Eventually, the teacher left, feeling helpless, like a failure. A week later, she was asked to return, which she did, though reluctantly and fearfully.
But when she arrived, the nurses greeted her like a hero. The patient had miraculously improved! The nurses said it was almost like his will to live had returned. The boy later explained that he figured he couldn’t be doing so badly if they sent someone to teach him math.
What we believe can shape our outcomes, and we don’t know what we don’t know, so we should not assume that what we don’t know is bad. We should only react to what we know to be true, not to fears and stories we tell ourselves about what has not happened (and may never happen).
Whenever our illusions of certainty are shattered, we are reminded that none of us know the future, and none of us can control what happens to us. We can only control how we respond, and the stories that we tell ourselves about what is going to happen. But this can make all the difference in the world; the stories that we tell ourselves are colored by our faith and ability to discern grace in our lives.
The religious response to unexpected events in our lives is to turn to faith. It might feel countercultural to assert faith and hope when others are immersed in fear and doubt, but this is a powerful act of spiritual resistance that can bring us profound healing and redemption.
Because fear may become a harbinger of blessing, the unknown can lead us to become even better acquainted with fear and worrying, or it can become our teacher.

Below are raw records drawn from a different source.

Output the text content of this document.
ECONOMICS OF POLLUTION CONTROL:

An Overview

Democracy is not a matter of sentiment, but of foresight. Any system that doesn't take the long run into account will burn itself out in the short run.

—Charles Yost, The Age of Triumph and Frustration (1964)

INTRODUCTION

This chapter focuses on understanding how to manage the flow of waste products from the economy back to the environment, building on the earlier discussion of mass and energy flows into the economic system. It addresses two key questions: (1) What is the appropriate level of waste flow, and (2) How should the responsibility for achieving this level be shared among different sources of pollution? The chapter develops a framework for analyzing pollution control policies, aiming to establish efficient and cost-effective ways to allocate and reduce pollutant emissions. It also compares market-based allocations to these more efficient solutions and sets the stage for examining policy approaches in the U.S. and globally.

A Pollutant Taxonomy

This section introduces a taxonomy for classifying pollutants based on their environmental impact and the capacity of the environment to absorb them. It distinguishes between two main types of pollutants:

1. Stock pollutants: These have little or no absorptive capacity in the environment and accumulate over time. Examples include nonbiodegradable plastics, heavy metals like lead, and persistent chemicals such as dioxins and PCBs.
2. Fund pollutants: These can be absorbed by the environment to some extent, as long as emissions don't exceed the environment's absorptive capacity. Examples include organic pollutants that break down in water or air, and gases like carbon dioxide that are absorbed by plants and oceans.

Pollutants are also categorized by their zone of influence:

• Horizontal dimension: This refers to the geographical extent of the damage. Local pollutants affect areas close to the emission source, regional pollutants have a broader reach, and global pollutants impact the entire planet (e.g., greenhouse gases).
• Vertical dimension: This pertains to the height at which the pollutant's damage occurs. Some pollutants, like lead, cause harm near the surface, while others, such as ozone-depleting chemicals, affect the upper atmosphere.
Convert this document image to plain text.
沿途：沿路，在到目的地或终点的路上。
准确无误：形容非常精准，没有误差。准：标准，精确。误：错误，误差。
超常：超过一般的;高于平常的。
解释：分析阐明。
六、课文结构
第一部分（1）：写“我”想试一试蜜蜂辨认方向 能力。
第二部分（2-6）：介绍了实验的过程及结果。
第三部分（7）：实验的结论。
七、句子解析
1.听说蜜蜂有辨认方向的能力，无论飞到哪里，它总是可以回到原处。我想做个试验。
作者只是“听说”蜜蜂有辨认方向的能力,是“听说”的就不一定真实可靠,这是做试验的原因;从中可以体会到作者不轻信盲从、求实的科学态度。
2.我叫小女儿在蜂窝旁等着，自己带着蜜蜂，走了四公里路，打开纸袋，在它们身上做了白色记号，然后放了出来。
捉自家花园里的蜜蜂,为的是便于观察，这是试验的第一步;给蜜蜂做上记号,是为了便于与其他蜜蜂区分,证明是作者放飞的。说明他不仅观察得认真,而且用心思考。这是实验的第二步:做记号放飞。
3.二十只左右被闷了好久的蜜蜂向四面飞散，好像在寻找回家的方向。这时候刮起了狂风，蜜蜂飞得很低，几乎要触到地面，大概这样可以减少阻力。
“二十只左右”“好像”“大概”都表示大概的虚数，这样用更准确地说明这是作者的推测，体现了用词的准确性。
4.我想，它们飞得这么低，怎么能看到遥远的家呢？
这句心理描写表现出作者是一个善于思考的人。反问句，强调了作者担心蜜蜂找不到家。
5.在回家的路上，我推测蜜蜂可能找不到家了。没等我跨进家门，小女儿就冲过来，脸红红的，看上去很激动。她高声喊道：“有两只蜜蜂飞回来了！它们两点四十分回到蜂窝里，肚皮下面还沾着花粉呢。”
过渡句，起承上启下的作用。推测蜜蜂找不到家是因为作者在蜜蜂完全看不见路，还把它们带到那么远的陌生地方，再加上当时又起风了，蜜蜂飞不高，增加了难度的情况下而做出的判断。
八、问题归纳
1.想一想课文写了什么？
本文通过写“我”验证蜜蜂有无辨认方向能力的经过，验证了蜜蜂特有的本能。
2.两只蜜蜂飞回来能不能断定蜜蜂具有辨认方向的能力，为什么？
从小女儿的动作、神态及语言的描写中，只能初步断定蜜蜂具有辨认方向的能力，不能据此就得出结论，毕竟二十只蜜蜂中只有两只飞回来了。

When life forces us into its necessary moments of uncertainty, we can deepen our ability to trust and have faith, preparing us to face whatever is around the corner of our personal journeys. If we have difficulty feeling fully rooted in faith when life’s storms assail us, just take a deep breath.

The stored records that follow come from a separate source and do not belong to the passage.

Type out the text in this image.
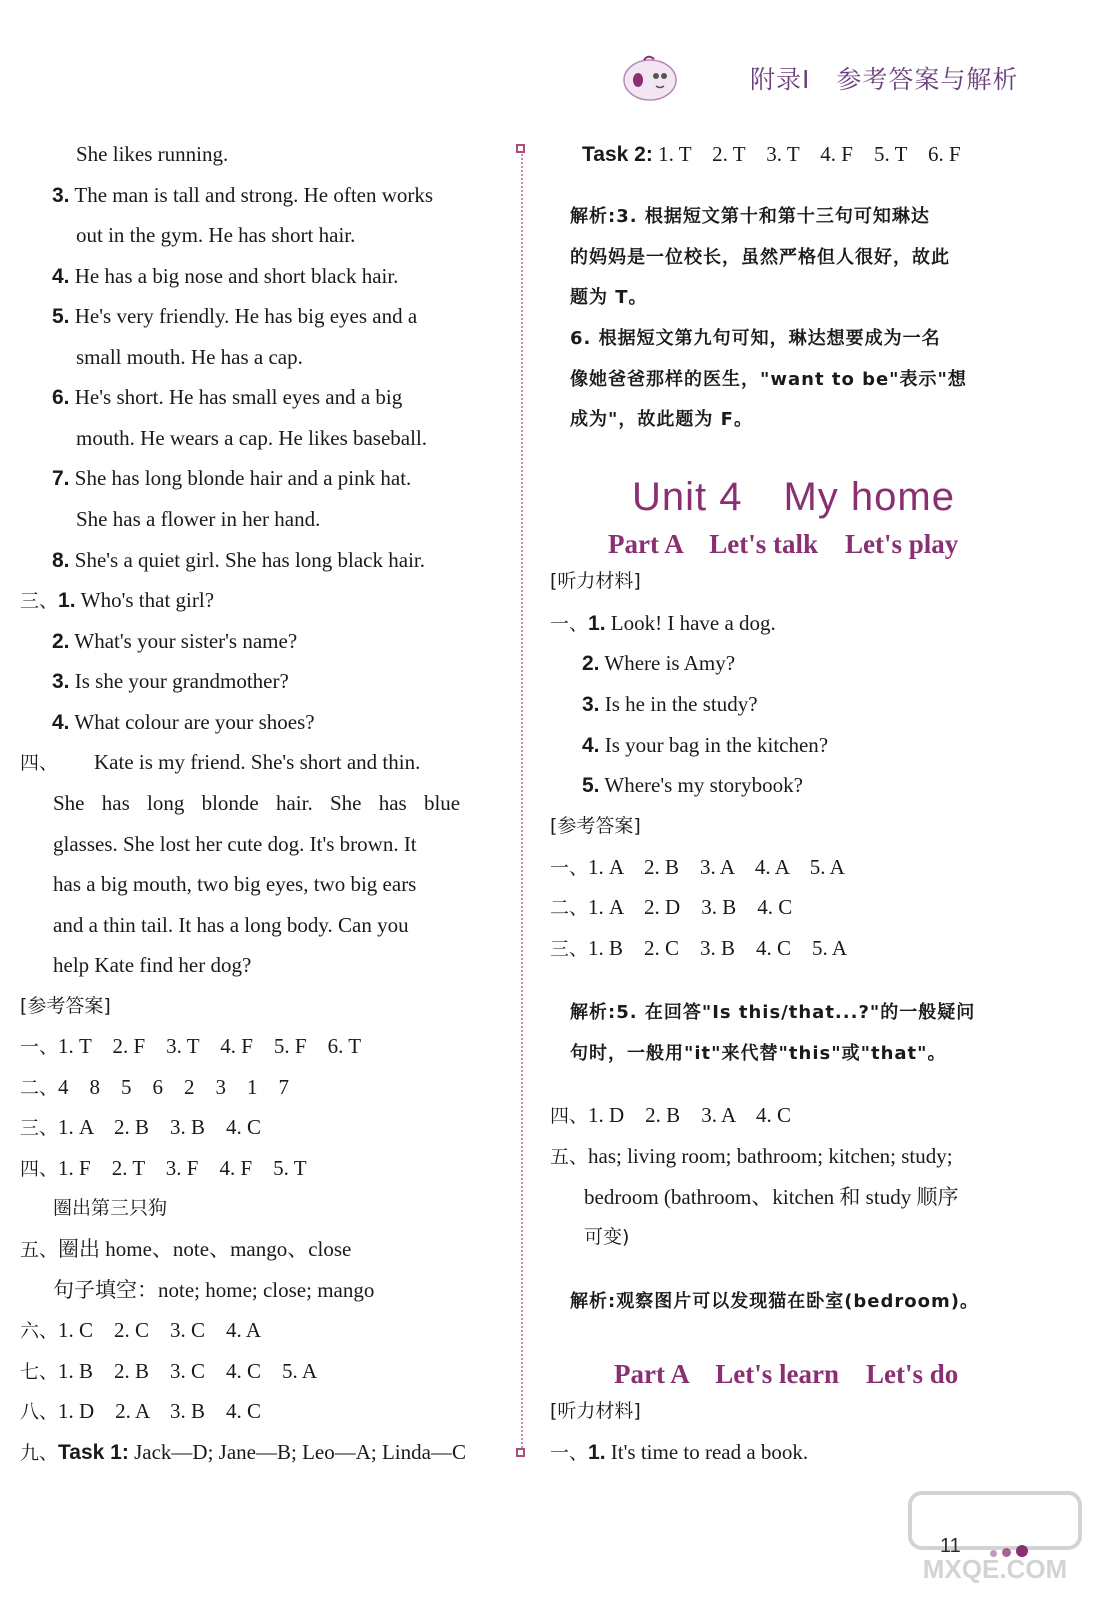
附录Ⅰ　参考答案与解析
She likes running.
3. The man is tall and strong. He often works
out in the gym. He has short hair.
4. He has a big nose and short black hair.
5. He's very friendly. He has big eyes and a
small mouth. He has a cap.
6. He's short. He has small eyes and a big
mouth. He wears a cap. He likes baseball.
7. She has long blonde hair and a pink hat.
She has a flower in her hand.
8. She's a quiet girl. She has long black hair.
三、1. Who's that girl?
2. What's your sister's name?
3. Is she your grandmother?
4. What colour are your shoes?
四、 Kate is my friend. She's short and thin.
She has long blonde hair. She has blue
glasses. She lost her cute dog. It's brown. It
has a big mouth, two big eyes, two big ears
and a thin tail. It has a long body. Can you
help Kate find her dog?
[参考答案]
一、1. T　2. F　3. T　4. F　5. F　6. T
二、4　8　5　6　2　3　1　7
三、1. A　2. B　3. B　4. C
四、1. F　2. T　3. F　4. F　5. T
圈出第三只狗
五、圈出 home、note、mango、close
句子填空：note; home; close; mango
六、1. C　2. C　3. C　4. A
七、1. B　2. B　3. C　4. C　5. A
八、1. D　2. A　3. B　4. C
九、Task 1: Jack—D; Jane—B; Leo—A; Linda—C
Task 2: 1. T　2. T　3. T　4. F　5. T　6. F
解析:3. 根据短文第十和第十三句可知琳达
的妈妈是一位校长，虽然严格但人很好，故此
题为 T。
6. 根据短文第九句可知，琳达想要成为一名
像她爸爸那样的医生，"want to be"表示"想
成为"，故此题为 F。
Unit 4　My home
Part A　Let's talk　Let's play
[听力材料]
一、1. Look! I have a dog.
2. Where is Amy?
3. Is he in the study?
4. Is your bag in the kitchen?
5. Where's my storybook?
[参考答案]
一、1. A　2. B　3. A　4. A　5. A
二、1. A　2. D　3. B　4. C
三、1. B　2. C　3. B　4. C　5. A
解析:5. 在回答"Is this/that...?"的一般疑问
句时，一般用"it"来代替"this"或"that"。
四、1. D　2. B　3. A　4. C
五、has; living room; bathroom; kitchen; study;
bedroom (bathroom、kitchen 和 study 顺序
可变)
解析:观察图片可以发现猫在卧室(bedroom)。
Part A　Let's learn　Let's do
[听力材料]
一、1. It's time to read a book.
11
MXQE.COM
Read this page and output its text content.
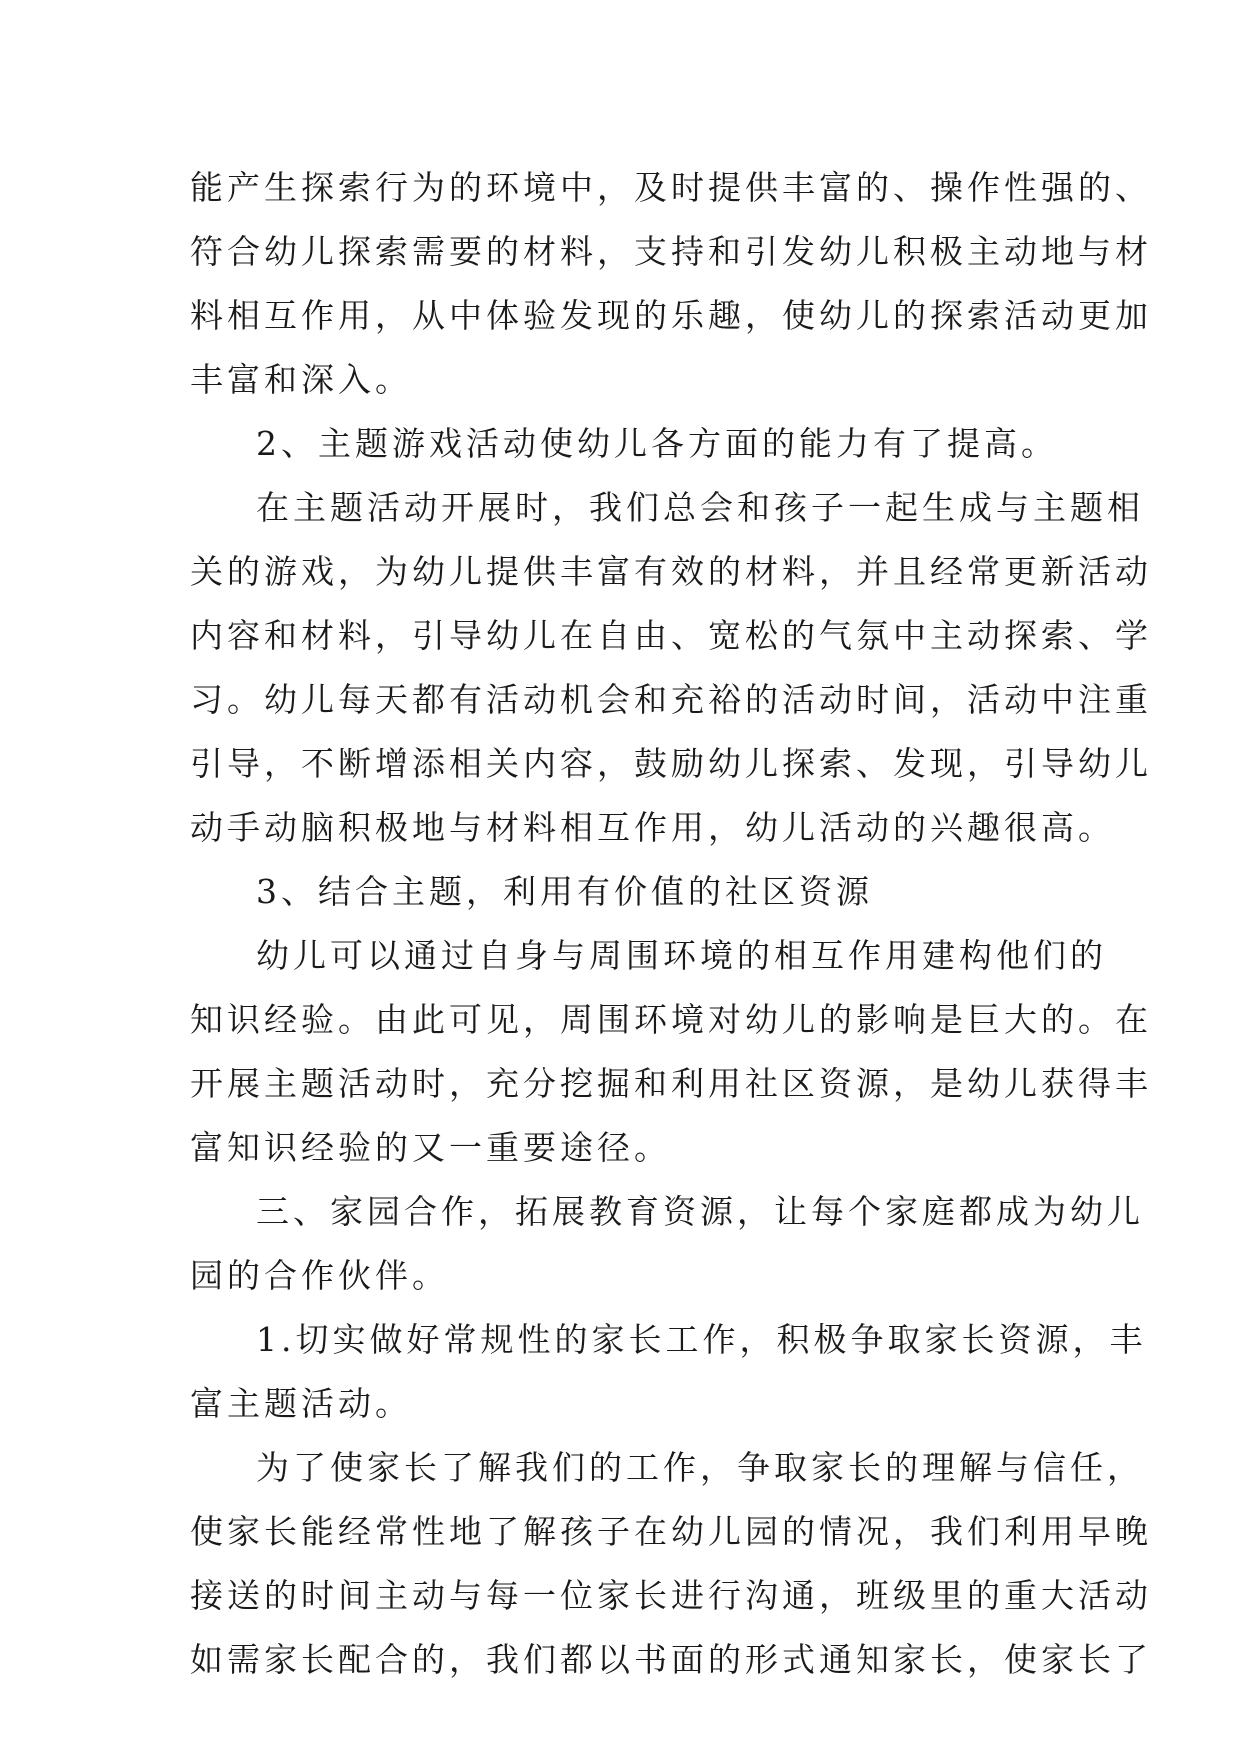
能产生探索行为的环境中，及时提供丰富的、操作性强的、
符合幼儿探索需要的材料，支持和引发幼儿积极主动地与材
料相互作用，从中体验发现的乐趣，使幼儿的探索活动更加
丰富和深入。
2、主题游戏活动使幼儿各方面的能力有了提高。
在主题活动开展时，我们总会和孩子一起生成与主题相
关的游戏，为幼儿提供丰富有效的材料，并且经常更新活动
内容和材料，引导幼儿在自由、宽松的气氛中主动探索、学
习。幼儿每天都有活动机会和充裕的活动时间，活动中注重
引导，不断增添相关内容，鼓励幼儿探索、发现，引导幼儿
动手动脑积极地与材料相互作用，幼儿活动的兴趣很高。
3、结合主题，利用有价值的社区资源
幼儿可以通过自身与周围环境的相互作用建构他们的
知识经验。由此可见，周围环境对幼儿的影响是巨大的。在
开展主题活动时，充分挖掘和利用社区资源，是幼儿获得丰
富知识经验的又一重要途径。
三、家园合作，拓展教育资源，让每个家庭都成为幼儿
园的合作伙伴。
1.切实做好常规性的家长工作，积极争取家长资源，丰
富主题活动。
为了使家长了解我们的工作，争取家长的理解与信任，
使家长能经常性地了解孩子在幼儿园的情况，我们利用早晚
接送的时间主动与每一位家长进行沟通，班级里的重大活动
如需家长配合的，我们都以书面的形式通知家长，使家长了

Because ultimately, our breath can teach us all that we need to know.
If we take a deep breath in, we might be tempted to hold onto it, because we know it, but eventually, we need to let it out, even though that means we momentarily have no breath inside of us. We can allow ourselves to be afraid, or we can recognize that this moment, right before we inhale again, is a necessary part of allowing new breath to form inside of us, to enliven us.
In Hebrew, the word for breath is the same word as for the one who breathes life into us: ruach. May our breath teach us; may we use this breath to teach others and may this time of uncertainty yield healing and blessings beyond what we currently see is possible.

(Rabbi Nadia Siritsky is vice president of mission at KentuckyOne Health.)